2. Input database management: Acoustic models require accurate information about seawater and bottom properties. As a rule, these environmental inputs should be known with more than one- half wavelength resolution. For 150 Hz acoustic simulations, this means 5 m voxels. These datasets also must be kept up to date. As with any computer simulation, effective management of input environmental data is key.
3. Process optimization: The mathematics involved in the parabolic equation-based acoustic simulations used for soundscape modeling have existed for decades, and sources such as Spire Global make obtaining global ship-tracking datasets fairly straightforward. The challenge becomes setting up a computational architecture
to grid and discretize environmental data inputs, manage and filter source information, schedule computational load online and on physical computer servers, and then effectively store simulation results.

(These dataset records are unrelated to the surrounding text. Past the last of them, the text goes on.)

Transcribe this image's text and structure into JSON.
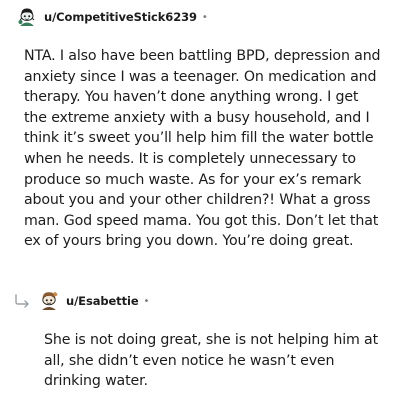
{
  "comment": {
    "username": "u/CompetitiveStick6239",
    "separator": "•",
    "avatar_icon": "snoo-avatar-green-icon",
    "body": "NTA. I also have been battling BPD, depression and anxiety since I was a teenager. On medication and therapy. You haven’t done anything wrong. I get the extreme anxiety with a busy household, and I think it’s sweet you’ll help him fill the water bottle when he needs. It is completely unnecessary to produce so much waste. As for your ex’s remark about you and your other children?! What a gross man. God speed mama. You got this. Don’t let that ex of yours bring you down. You’re doing great."
  },
  "reply": {
    "username": "u/Esabettie",
    "separator": "•",
    "avatar_icon": "snoo-avatar-brown-icon",
    "reply_icon": "reply-arrow-icon",
    "body": "She is not doing great, she is not helping him at all, she didn’t even notice he wasn’t even drinking water."
  },
  "colors": {
    "text": "#1c1c1c",
    "muted": "#7c7c7c",
    "thread_line": "#d7dadc"
  }
}
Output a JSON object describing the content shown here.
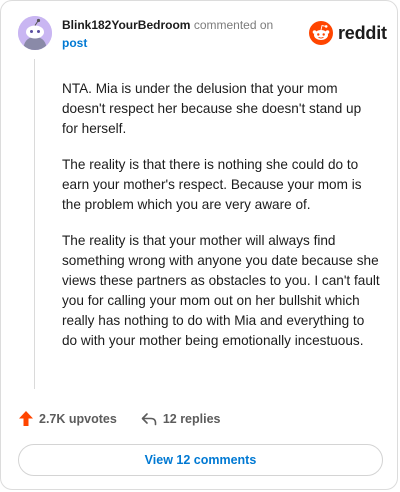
{
  "comment": {
    "username": "Blink182YourBedroom",
    "action_text": "commented on",
    "post_link": "post",
    "paragraphs": [
      "NTA. Mia is under the delusion that your mom doesn't respect her because she doesn't stand up for herself.",
      "The reality is that there is nothing she could do to earn your mother's respect. Because your mom is the problem which you are very aware of.",
      "The reality is that your mother will always find something wrong with anyone you date because she views these partners as obstacles to you. I can't fault you for calling your mom out on her bullshit which really has nothing to do with Mia and everything to do with your mother being emotionally incestuous."
    ]
  },
  "brand": {
    "logo_text": "reddit",
    "icon": "reddit-snoo-icon",
    "color": "#ff4500"
  },
  "actions": {
    "upvotes": "2.7K upvotes",
    "upvote_icon": "upvote-arrow-icon",
    "upvote_color": "#ff4500",
    "replies": "12 replies",
    "reply_icon": "reply-arrow-icon"
  },
  "footer": {
    "view_comments": "View 12 comments"
  },
  "colors": {
    "link": "#0079d3",
    "avatar_bg": "#c9b6f2"
  }
}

4. Data analysis: Once the acoustic simulations have
been completed, further analysis is needed to understand
the soundscape. Source levels must be applied to each ship,
and based on international databases and historical empirical measurements. Then the data must be made available to organizations that need it through web-API or a data marketplace
such as Esri’s ArcGIS Marketplace or ArcGIS Online. The data must be
in a format accessible to organizations that need it and communicated in a clear and accessible way.
Plot of global soundscape for 50 Hz at 100-meter receiver depth simulated using global ship-tracking data and global wind data.